You then use these four criteria to determine who gets antibiotics in one of the following ways:

1.  If the patient has 0, 1, or 2 of the criteria, no antibiotics should be prescribed.  If a patient has 3 or 4 criteria, then antibiotic treatment may be used.  I prefer this strategy at my jail because it does not require the use of rapid strep screens, which cost $5.00 to $10.00 each.

2.  If you prefer to use the rapid strep test, the CDC recommends no treatment for patients with 0 or 1 criterion, and rapid strep testing for those with 2, 3 or 4 criteria.  You then treat those where the rapid strep test comes back positive.

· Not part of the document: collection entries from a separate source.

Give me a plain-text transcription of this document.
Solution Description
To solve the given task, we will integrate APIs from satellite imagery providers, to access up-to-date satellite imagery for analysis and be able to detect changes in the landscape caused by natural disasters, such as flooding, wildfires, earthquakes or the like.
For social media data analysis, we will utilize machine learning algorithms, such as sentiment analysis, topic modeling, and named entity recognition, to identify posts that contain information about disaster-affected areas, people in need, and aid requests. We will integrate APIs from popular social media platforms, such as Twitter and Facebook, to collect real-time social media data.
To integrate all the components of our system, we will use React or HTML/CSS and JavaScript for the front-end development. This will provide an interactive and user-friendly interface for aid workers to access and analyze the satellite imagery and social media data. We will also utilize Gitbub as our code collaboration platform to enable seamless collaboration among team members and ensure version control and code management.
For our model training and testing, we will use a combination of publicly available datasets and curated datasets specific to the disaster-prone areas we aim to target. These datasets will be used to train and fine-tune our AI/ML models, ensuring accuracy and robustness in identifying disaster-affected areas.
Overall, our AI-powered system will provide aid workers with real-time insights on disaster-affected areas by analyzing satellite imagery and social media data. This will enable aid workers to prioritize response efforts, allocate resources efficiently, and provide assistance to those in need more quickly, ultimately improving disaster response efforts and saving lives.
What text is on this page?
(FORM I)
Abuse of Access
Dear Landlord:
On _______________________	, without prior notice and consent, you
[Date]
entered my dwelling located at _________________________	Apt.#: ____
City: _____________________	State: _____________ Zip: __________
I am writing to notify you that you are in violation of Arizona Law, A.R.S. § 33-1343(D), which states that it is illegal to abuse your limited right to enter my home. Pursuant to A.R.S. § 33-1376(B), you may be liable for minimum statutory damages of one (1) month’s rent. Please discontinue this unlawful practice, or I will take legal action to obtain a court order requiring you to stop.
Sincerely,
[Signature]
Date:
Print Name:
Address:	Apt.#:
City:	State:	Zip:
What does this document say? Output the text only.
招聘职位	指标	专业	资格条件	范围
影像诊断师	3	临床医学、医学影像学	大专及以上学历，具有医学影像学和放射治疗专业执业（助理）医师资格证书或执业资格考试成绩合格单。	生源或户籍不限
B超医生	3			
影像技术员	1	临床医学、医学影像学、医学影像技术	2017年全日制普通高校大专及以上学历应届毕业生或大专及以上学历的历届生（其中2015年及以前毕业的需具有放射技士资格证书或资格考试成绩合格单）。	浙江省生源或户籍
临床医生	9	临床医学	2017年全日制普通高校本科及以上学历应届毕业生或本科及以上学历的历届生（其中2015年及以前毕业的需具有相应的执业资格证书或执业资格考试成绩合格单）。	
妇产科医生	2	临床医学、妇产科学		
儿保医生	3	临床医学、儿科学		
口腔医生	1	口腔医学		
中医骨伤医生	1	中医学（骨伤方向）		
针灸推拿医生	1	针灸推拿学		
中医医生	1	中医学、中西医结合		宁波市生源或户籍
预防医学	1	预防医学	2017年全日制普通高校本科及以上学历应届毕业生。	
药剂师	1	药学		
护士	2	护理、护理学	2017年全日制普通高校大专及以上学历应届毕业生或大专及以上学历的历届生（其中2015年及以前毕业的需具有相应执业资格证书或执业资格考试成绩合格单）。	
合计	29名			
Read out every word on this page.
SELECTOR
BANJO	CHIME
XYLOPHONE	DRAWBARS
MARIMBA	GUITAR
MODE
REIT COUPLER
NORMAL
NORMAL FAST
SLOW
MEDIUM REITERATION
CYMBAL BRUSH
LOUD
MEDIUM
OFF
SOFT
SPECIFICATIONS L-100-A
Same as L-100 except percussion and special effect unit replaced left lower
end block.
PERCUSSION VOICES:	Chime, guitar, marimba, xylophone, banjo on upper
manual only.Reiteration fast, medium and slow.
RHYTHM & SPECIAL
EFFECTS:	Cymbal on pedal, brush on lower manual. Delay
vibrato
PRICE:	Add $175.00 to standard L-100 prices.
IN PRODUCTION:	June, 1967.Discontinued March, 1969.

The CDC recommends throat cultures NOT be routinely performed.  This is important because many lab facilities routinely follow up all rapid strep screens, whether positive or negative, with a $60.00 culture.  Throat cultures should be reserved for special circumstances, such as tracking epidemic outbreaks of streptococcal disease, or if there is a suspicion of another bacterial pathogen, such as gonococcus

Finally, the antibiotic preferred by the CDC for the treatment of strep throat is plain penicillin.  Not amoxicillin.  Not Keflex.  Definitely not Augmentin!  If the patient is penicillin allergic, erythromycin should be used in its place.  This point is important enough to say again:  do not use expensive, broad-spectrum antibiotics to treat routine strep throat.

These guidelines do not apply to complicated patients, such as immunocompromised patients, or those with other significant medical problems, such COPD or a history of rheumatic fever.  The guidelines also assume the practitioner will carefully exclude other serious throat disorders, such as peritonsillar abscesses or epiglottitis.  Still, at my jail, the guidelines apply to over 95% of the patients who present to our medical clinic with sore throat.

Here is how these guidelines apply to a typical case.  A healthy 35-year-old male presents to the jail medical clinic with a sore throat.  His temperature is 97.6F.  He has large red tonsils but no exudate.  He has 2+ tender anterior lymphadenopathy.  He has been coughing frequently.  Physical exam shows no evidence of abscess or other complications.  This patient has only one of the CDC’s four clinical criteria.  According to the CDC guidelines, he should not have a rapid strep screen performed nor a prescription for antibiotics.  Instead, he would be treated symptomatically with acetaminophen, increased fluids and rest.

I would like to encourage everyone to read the original CDC report.  It is concise, well written, and authoritative.  The four basic clinical criteria are easy to incorporate into a clinical decision model or a flow chart for your facility.  I believe that if your facility adopts these guidelines, the quality and consistency of your medical care for sore throat will improve and your medical costs will fall.